Investigating Collaborative Data Practices: a Case Study on Artificial Intelligence for Healthcare Research
This addresses practical collaboration challenges for AI healthcare researchers, but is incremental as it documents existing practices rather than proposing new solutions.
The study investigated collaborative data practices in UK research consortia applying AI tools to manage multiple long-term conditions, finding that meetings facilitate interdisciplinary exchanges and tools are adapted for knowledge sharing, though electronic health records and dataset access impose limitations.
Developing artificial intelligence (AI) tools for healthcare is a collaborative effort, bringing data scientists, clinicians, patients and other disciplines together.
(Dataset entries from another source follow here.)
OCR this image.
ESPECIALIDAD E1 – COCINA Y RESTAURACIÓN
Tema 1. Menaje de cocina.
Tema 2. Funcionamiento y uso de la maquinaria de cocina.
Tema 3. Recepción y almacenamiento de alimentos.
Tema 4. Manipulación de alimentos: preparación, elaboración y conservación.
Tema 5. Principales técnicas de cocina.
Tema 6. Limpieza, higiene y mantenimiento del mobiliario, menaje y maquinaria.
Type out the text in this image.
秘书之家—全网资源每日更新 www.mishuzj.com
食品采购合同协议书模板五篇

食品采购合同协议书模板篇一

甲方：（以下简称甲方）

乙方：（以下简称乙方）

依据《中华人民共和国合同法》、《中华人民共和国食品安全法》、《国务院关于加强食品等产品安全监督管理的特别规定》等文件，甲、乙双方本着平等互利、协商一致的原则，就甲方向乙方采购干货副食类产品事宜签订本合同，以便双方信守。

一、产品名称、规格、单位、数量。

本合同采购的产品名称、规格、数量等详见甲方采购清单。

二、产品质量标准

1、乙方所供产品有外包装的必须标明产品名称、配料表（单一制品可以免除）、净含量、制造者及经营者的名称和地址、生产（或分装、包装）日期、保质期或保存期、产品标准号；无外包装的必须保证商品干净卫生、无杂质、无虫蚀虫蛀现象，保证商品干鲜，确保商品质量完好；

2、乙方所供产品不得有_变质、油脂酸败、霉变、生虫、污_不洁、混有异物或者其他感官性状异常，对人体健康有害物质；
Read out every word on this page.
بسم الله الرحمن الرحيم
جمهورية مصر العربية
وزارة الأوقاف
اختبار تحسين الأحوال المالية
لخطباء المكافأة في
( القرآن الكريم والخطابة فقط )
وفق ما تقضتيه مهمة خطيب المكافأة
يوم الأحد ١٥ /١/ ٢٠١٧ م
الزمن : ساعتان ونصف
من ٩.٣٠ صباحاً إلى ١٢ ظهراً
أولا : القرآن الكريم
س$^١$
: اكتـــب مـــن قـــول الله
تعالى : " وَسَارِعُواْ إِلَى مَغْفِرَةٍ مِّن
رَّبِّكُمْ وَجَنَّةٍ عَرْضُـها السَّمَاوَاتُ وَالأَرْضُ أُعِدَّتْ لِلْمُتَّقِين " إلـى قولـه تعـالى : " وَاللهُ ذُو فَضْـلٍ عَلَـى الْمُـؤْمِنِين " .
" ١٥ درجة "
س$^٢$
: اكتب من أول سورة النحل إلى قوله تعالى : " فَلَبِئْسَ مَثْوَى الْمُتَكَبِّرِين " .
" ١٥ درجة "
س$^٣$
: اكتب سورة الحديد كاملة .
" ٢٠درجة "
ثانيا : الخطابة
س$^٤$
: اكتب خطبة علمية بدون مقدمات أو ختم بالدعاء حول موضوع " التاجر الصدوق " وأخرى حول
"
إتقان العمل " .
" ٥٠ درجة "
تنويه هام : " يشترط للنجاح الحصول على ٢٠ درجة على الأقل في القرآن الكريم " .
In this paper, we explore the collaborative data practices of research consortia tasked with applying AI tools to understand and manage multiple long-term conditions in the UK. Through an inductive thematic analysis of 13 semi-structured interviews with participants of these consortia, we aimed to understand how collaboration happens based on the tools used, communication processes and settings, as well as the conditions and obstacles for collaborative work. Our findings reveal the adaptation of tools that are used for sharing knowledge and the tailoring of information based on the audience, particularly those from a clinical or patient perspective. Limitations on the ability to do this were also found to be imposed by the use of electronic healthcare records and access to datasets. We identified meetings as the key setting for facilitating exchanges between disciplines and allowing for the blending and creation of knowledge. Finally, we bring to light the conditions needed to facilitate collaboration and discuss how some of the challenges may be navigated in future work.